Baca berita dengan sedikit iklan, klik di sini
Setelah terpilihnya Jenderal (Purnawirawan) Wiranto sebagai calon presiden yang menang dalam konvensi Partai Golkar pada dini hari 21 April 2004, ada sekurang-kurangnya tiga calon presiden sementara ini yang memegang dukungan yang nyata. Yang pertama Megawati Soekarnoputri, sebagai "presiden dalam tugas" dengan dukungan dari PDI Perjuangan. Yang kedua Susilo Bambang Yudhoyono, sebagai the shooting star yang didukung partai kecil tapi punya dukungan simpatisan yang luas di luar partai tersebut. Dan yang ketiga Wiranto, sebagai calon yang punya dukungan yang meyakinkan dari Partai Golkar.
Calon dari partai lainnya punya dukungan yang terlalu kecil dan belum terlihat kemungkinan koalisi di antara mereka untuk menjagokan seorang calon presiden dengan dukungan yang memenuhi syarat. Tulisan ini tidak membahas perimbangan kekuatan, tapi bermaksud melihat hubungan calon-calon potensial dengan prospek kehidupan demokrasi dalam politik Indonesia di masa depan.
Munculnya dua tokoh dengan latar belakang militer saat ini rupa-rupanya bukanlah suatu kebetulan.

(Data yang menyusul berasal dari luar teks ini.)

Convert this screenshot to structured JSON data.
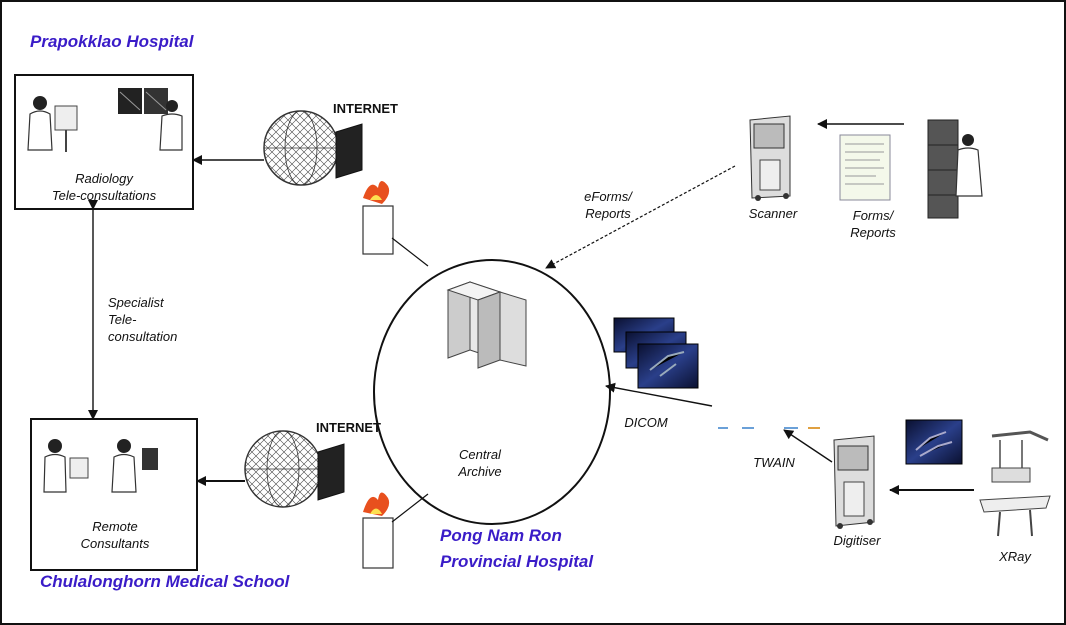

Keinginan publik akan pemerintahan yang efektif dirasakan tidak terpenuhi secara memuaskan oleh pemerintahan Presiden Megawati, meskipun hal ini dapat dijelaskan dengan berbagai sebab. Kalau diajukan tiga macam masalah nasional sebagai test question untuk kinerja pemerintahan sekarang dan masa mendatang, dapatlah disebutkan bahwa ketiga masalah itu adalah pemberantasan korupsi-kolusi-nepotisme (KKN) dalam birokrasi pemerintahan, penyelesaian krisis ekonomi Indonesia, dan konflik-konflik di daerah.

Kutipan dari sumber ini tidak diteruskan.